Mama eagle shades the chicks. At this point, they are 9 days old.
Up until this day, I hadn’t seen them out of the central depression, where the failed egg remains. But once they started exploring, they rambled all over.
I’m a little annoyed, because Mama eagle is in the way of a nice shot of the little ones. There were two cameras on the nest, but the bomb cyclone took out one of them, so I can’t switch for a better view.
Oh! I get it now! Mom providing shade for the chicks while they sleep. Now that I understand what she’s doing, I see that she actually shades them a lot.
You can see the remains of a fish at her feet. The failed egg is still in the nest, too.
She spends a lot of time feeding them.
The last couple of days, the male has been covering the chicks up with nest material. I have no idea why.
The male has covered the chicks up. The female finally took nesting material out of his beak and put it back where he had picked it up. Hah! I could practically hear her saying “Will you just stop?”
Not only have the chicks grown, they are beginning to lose their downy feathers, and their beaks and talons are turning from black to grey.
Above: The female has already fed the right hand chick the first half of the fish in her beak. A previous fish is in the left foreground.

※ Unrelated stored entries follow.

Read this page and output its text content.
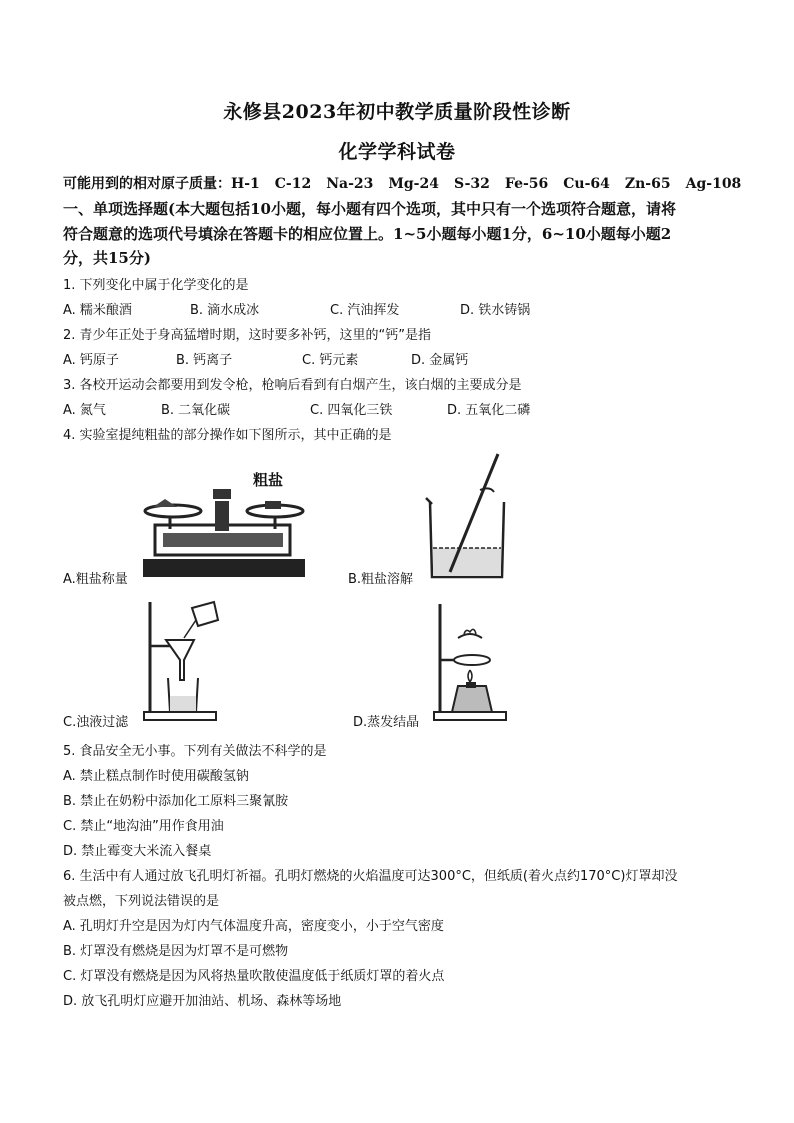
永修县2023年初中教学质量阶段性诊断
化学学科试卷
可能用到的相对原子质量：H-1 C-12 Na-23 Mg-24 S-32 Fe-56 Cu-64 Zn-65 Ag-108
一、单项选择题(本大题包括10小题，每小题有四个选项，其中只有一个选项符合题意，请将
符合题意的选项代号填涂在答题卡的相应位置上。1~5小题每小题1分，6~10小题每小题2
分，共15分)
1. 下列变化中属于化学变化的是
A. 糯米酿酒	B. 滴水成冰	C. 汽油挥发	D. 铁水铸锅
2. 青少年正处于身高猛增时期，这时要多补钙，这里的“钙”是指
A. 钙原子	B. 钙离子	C. 钙元素	D. 金属钙
3. 各校开运动会都要用到发令枪，枪响后看到有白烟产生，该白烟的主要成分是
A. 氮气	B. 二氧化碳	C. 四氧化三铁	D. 五氧化二磷
4. 实验室提纯粗盐的部分操作如下图所示，其中正确的是
粗盐
A.粗盐称量	B.粗盐溶解
C.浊液过滤	D.蒸发结晶
5. 食品安全无小事。下列有关做法不科学的是
A. 禁止糕点制作时使用碳酸氢钠
B. 禁止在奶粉中添加化工原料三聚氰胺
C. 禁止“地沟油”用作食用油
D. 禁止霉变大米流入餐桌
6. 生活中有人通过放飞孔明灯祈福。孔明灯燃烧的火焰温度可达300°C，但纸质(着火点约170°C)灯罩却没
被点燃，下列说法错误的是
A. 孔明灯升空是因为灯内气体温度升高，密度变小，小于空气密度
B. 灯罩没有燃烧是因为灯罩不是可燃物
C. 灯罩没有燃烧是因为风将热量吹散使温度低于纸质灯罩的着火点
D. 放飞孔明灯应避开加油站、机场、森林等场地
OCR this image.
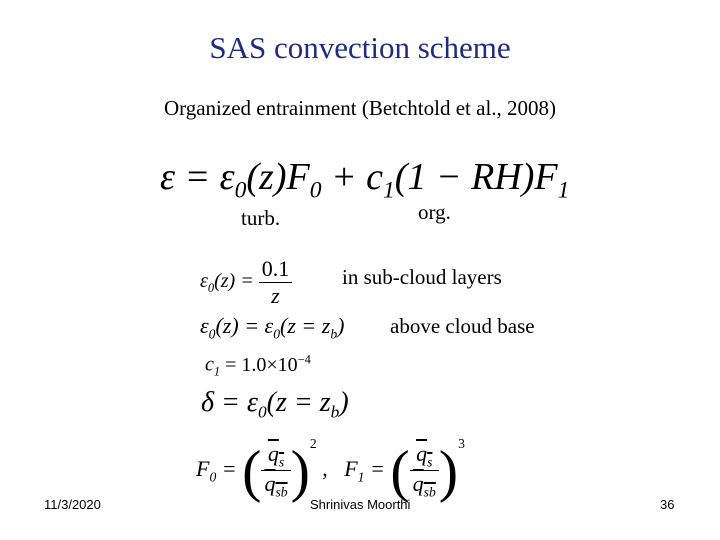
SAS convection scheme
Organized entrainment (Betchtold et al., 2008)
$\varepsilon = \varepsilon_0(z)F_0 + c_1(1 - RH)F_1$
turb.	org.
$\varepsilon_0(z) = \frac{0.1}{z}$ in sub-cloud layers
$\varepsilon_0(z) = \varepsilon_0(z = z_b)$ above cloud base
$c_1 = 1.0\times 10^{-4}$
$\delta = \varepsilon_0(z = z_b)$
$F_0$ = ( $\frac{q_s}{q_{sb}} )^2$ ,   $F_1$ = ( $\frac{q_s}{q_{sb}} )^3$
11/3/2020	Shrinivas Moorthi	36
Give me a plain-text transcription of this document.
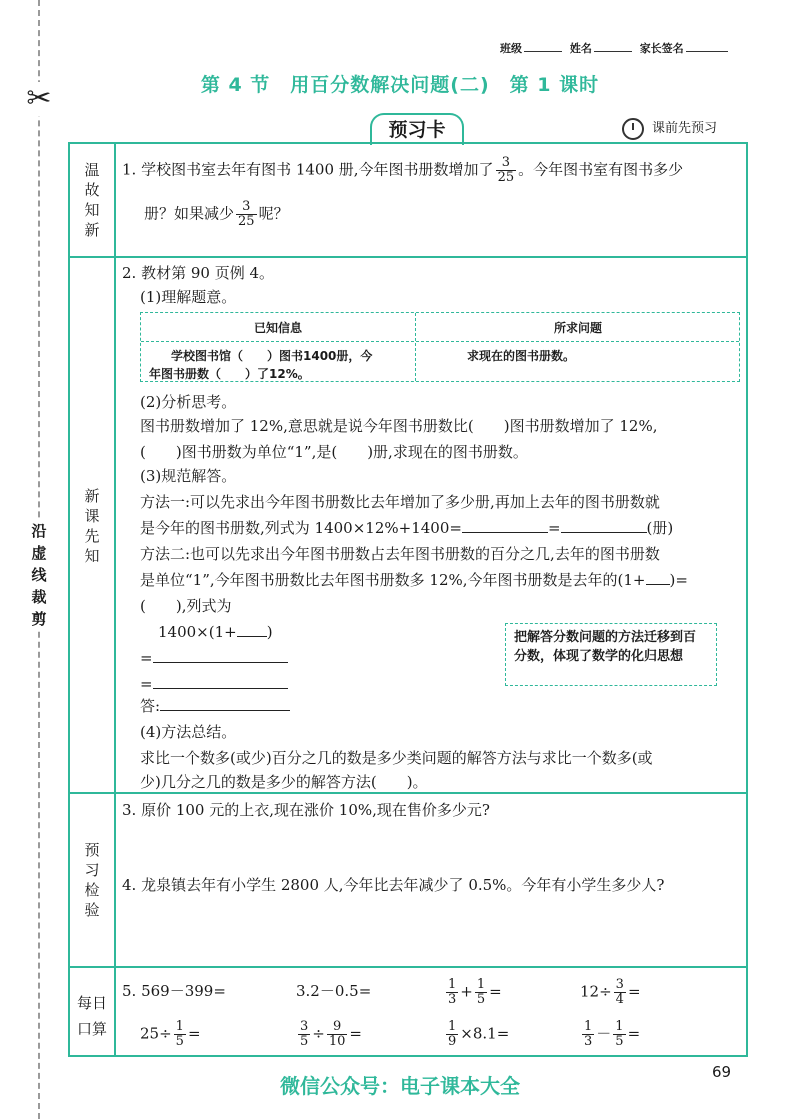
✂
沿
虚
线
裁
剪
班级	姓名	家长签名
第 4 节　用百分数解决问题(二)　第 1 课时
预习卡	课前先预习
温
故
知
新
新
课
先
知
预
习
检
验
每日
口算
1. 学校图书室去年有图书 1400 册,今年图书册数增加了 $\frac{3}{25}$ 。今年图书室有图书多少
册？如果减少 $\frac{3}{25}$ 呢？
2. 教材第 90 页例 4。
(1)理解题意。
已知信息	所求问题
学校图书馆（　　）图书1400册，今
年图书册数（　　）了12%。
求现在的图书册数。
(2)分析思考。
图书册数增加了 12%,意思就是说今年图书册数比(　　)图书册数增加了 12%,
(　　)图书册数为单位“1”,是(　　)册,求现在的图书册数。
(3)规范解答。
方法一:可以先求出今年图书册数比去年增加了多少册,再加上去年的图书册数就
是今年的图书册数,列式为 1400×12%+1400=	=	(册)
方法二:也可以先求出今年图书册数占去年图书册数的百分之几,去年的图书册数
是单位“1”,今年图书册数比去年图书册数多 12%,今年图书册数是去年的(1+ )=
(　　),列式为
1400×(1+ )
=
=
答:
把解答分数问题的方法迁移到百分数，体现了数学的化归思想
(4)方法总结。
求比一个数多(或少)百分之几的数是多少类问题的解答方法与求比一个数多(或
少)几分之几的数是多少的解答方法(　　)。
3. 原价 100 元的上衣,现在涨价 10%,现在售价多少元?
4. 龙泉镇去年有小学生 2800 人,今年比去年减少了 0.5%。今年有小学生多少人?
5. 569－399=	3.2－0.5=	$\frac{1}{3} + \frac{1}{5}$ =	$12\div \frac{3}{4}$ =
$25\div \frac{1}{5}$ =	$\frac{3}{5} \div \frac{9}{10}$ =	$\frac{1}{9} \times 8.1=$	$\frac{1}{3} - \frac{1}{5}$ =
69
微信公众号：电子课本大全
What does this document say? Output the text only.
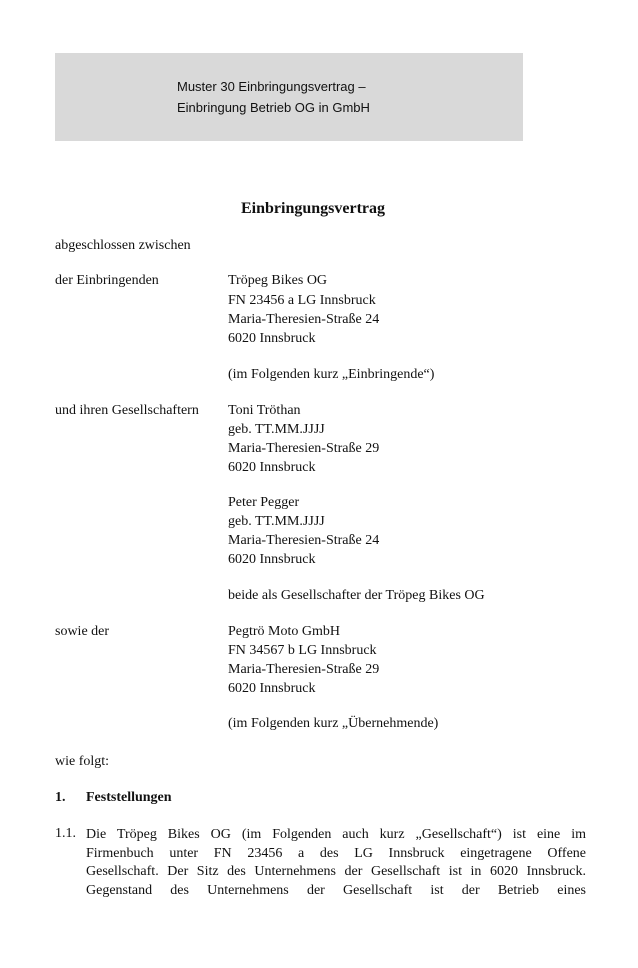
Muster 30 Einbringungsvertrag –
Einbringung Betrieb OG in GmbH
Einbringungsvertrag
abgeschlossen zwischen
der Einbringenden	Tröpeg Bikes OG
FN 23456 a LG Innsbruck
Maria-Theresien-Straße 24
6020 Innsbruck
(im Folgenden kurz „Einbringende“)
und ihren Gesellschaftern Toni Tröthan
geb. TT.MM.JJJJ
Maria-Theresien-Straße 29
6020 Innsbruck
Peter Pegger
geb. TT.MM.JJJJ
Maria-Theresien-Straße 24
6020 Innsbruck
beide als Gesellschafter der Tröpeg Bikes OG
sowie der	Pegtrö Moto GmbH
FN 34567 b LG Innsbruck
Maria-Theresien-Straße 29
6020 Innsbruck
(im Folgenden kurz „Übernehmende)
wie folgt:
1. Feststellungen
1.1. Die Tröpeg Bikes OG (im Folgenden auch kurz „Gesellschaft“) ist eine im
Firmenbuch unter FN 23456 a des LG Innsbruck eingetragene Offene
Gesellschaft. Der Sitz des Unternehmens der Gesellschaft ist in 6020 Innsbruck.
Gegenstand des Unternehmens der Gesellschaft ist der Betrieb eines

I always thought that it was kinda a free-for-all at feeding time for birds — the chicks opened their beaks as wide as they could and the adult dropped food into the biggest mouth. That hasn’t been the case with the eagles — one chick is fed until it is full, then the other is fed. This could be a problem in lean years, but the male has kept the nest full of fish this year.
It took her 8 minutes to feed the second half of the fish to the left chick. By the time she finished, all that remains of the fish are under her talons — not much. She feeds them several times a day, not always as much, but a lot.